Don’t Just Follow Your Passion
I’m here today to tell you, they’re all wrong.
I must admit that until fairly recently I too believed in the chase your passion school of thinking and I even say in my book:
“I can’t guarantee that you will earn big bucks living your dream, but if you are really happy and can meet your basic needs, do you really care?”
In principal that’s fine and for the majority of people it is sage advice, even if I do say so myself. However, in practicality it fails to explain two aspects that should be taken into consideration if you are looking to make a successful career change.

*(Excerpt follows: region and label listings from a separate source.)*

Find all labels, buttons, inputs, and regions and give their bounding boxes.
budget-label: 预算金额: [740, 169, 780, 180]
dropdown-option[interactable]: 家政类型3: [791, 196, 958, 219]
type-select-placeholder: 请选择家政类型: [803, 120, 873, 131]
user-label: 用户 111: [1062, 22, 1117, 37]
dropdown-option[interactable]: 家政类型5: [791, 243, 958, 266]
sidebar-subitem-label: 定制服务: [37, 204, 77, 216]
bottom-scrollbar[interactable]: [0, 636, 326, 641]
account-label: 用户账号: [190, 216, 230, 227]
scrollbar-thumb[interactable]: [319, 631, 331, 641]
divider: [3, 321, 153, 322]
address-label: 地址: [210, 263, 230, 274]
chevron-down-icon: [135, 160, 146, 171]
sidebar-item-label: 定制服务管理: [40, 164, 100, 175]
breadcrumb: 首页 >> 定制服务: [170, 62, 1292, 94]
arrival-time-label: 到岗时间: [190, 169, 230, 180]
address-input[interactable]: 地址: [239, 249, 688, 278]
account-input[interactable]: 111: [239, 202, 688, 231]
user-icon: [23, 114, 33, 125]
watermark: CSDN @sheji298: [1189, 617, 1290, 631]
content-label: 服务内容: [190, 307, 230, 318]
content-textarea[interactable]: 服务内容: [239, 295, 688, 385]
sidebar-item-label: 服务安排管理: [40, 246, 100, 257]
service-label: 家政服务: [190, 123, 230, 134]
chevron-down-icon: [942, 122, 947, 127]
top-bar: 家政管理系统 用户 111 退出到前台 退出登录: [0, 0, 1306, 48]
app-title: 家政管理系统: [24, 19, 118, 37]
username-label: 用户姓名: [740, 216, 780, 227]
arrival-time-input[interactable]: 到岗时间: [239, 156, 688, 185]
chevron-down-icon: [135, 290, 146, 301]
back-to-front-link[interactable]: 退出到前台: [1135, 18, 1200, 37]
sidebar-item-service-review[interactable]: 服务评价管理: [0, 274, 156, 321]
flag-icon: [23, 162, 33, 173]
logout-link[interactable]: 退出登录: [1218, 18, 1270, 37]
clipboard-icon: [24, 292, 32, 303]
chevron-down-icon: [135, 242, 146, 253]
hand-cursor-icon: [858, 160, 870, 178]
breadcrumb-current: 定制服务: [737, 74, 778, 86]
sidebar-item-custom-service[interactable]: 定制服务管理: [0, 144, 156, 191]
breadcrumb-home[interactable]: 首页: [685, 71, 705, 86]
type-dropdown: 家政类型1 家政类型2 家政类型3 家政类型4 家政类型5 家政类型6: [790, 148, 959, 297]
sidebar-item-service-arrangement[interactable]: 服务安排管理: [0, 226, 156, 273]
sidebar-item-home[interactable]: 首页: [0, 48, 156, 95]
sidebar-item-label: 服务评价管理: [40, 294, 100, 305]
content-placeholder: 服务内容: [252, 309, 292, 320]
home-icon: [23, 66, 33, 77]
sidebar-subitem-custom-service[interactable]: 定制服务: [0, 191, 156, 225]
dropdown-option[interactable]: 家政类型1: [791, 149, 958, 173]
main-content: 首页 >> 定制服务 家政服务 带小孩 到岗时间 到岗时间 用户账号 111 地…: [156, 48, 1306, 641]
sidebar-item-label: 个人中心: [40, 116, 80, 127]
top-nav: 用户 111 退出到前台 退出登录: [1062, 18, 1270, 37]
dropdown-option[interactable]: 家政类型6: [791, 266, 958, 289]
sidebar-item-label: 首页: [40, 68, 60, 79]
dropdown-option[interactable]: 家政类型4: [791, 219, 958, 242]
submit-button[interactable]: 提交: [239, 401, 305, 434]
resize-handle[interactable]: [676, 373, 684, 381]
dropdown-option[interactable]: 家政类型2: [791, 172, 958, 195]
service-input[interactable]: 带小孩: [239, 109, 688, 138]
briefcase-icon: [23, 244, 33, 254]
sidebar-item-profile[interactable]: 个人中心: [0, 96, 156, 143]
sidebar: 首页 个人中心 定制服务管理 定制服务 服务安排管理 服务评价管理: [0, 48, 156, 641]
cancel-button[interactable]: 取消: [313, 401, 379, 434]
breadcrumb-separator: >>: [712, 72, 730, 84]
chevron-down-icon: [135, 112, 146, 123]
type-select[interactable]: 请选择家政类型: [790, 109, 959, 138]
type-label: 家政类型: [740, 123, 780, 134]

Firstly, what if your passion can’t pay you a wage? Imagine you love nothing better than to wallow around in a tub filled with warm chocolate mousse accompanied by your best friend Ollie the Ostrich. It’s unlikely that you’re ever going to find anybody to pay you good money to do that, trust me I’ve tried.
That’s a seemingly obvious roadblock, but surprising amounts of people fail to notice it. Often they have read all the well-intentioned advice that assures them if they pursue their passion with every fiber of their being the big money wont be far behind.
I’m sorry to say it isn’t always like that. Sure, we all know stories of people that have done amazing things and accumulated a great deal of wealth by staying fully committed to their dreams. The reason we know of these people though, is because they’re the exception to the rule and their stories naturally bear repetition.
Unless they’re your friends or family it’s unlikely you’ll get to hear about many people that failed in their quest to work their passion. Yet there are a great many more of them than the runaway success stories.
Does that mean you shouldn’t chase your passion? No, of course not. It just means do it with your eyes wide open, stay flexible in your approach and know your values.
What about this scenario? You get the job of your dreams in a Circus and you absolutely love it. However, the pay is atrocious and you find out that the tone-deaf performing Chimp in the red stripey pants is earning a buck an hour more than you.
Worse than that is the fact that the hours are ridiculously long and you have to travel a lot which keeps you away from family. You can’t afford to buy your own house or send your kids to the school of you choice. You’re even starting to begrudge the dog his pedigree chum as you haven’t had real meat since the owner started topping up your pay with nuts and bananas.
Suddenly the whole deal doesn’t seem quite as enticing, does it? Ok, so you’re not one of those people that spend their 80,000-life time working hours unhappy with what you do, but you’re not exactly living in a Utopian Wonderland either. It’s also easy to see how this situation may put a strain on family relationships not least of which when you get caught making your Meatloaf Surprise and your partner realizes what the surprise is.
The problem with this situation is that although you love the job, you’re still not meeting your own value needs. If family is critical to you then being away from home is going to be unacceptable. Similarly, if significance is crucial to you you’ll probably be unhappy one of your Simian neighbors is earning more than you.
I’ve been working with a life coaching client recently who is looking to start up his own business. We were discussing what he was passionate about and there seemed few opportunities to make money in that arena. This led to a momentary impasse as we looked for ways to advance the process.
Then a thought occurred to me. What if we forgot about the specifics of the passion and just tried to align his values with the values of the business? After all, it’s values that dictate your passions and its values that are at the core of who you are as an individual. Surely then, they are the logical starting point.
Imagine you’re looking to change careers or start your own business and you have done a proper value elicitation and your top 8 top values are as follows: Family, Wealth, Commitment, Passion, Peace, Fun, Leadership and Open-mindedness
If you could do something that met (or at the very least didn’t conflict with) all those values and also met them for your employees too, wouldn’t that be something to get excited about?
Would it really matter what the business actually did, couldn’t you get passionate about what it stood for just as much as what it produced or offered? The fact is, if you’re a business owner you should be working on the business and not in the business anyway.
If you don’t start up on your own, couldn’t you translate this to working for somebody else? Couldn’t you commit to working for a company that displayed values that you respect? It may make finding a job more difficult, but the payback would be immense.
If you’re sick of compromise and you now want to follow your passion I whole-heartedly applaud you. Just make sure you use your values as the starting point and refuse to allow yourself to be dragged away from then however tempting something may at first appear.
I’d love to get your take on this and whether or not you agree.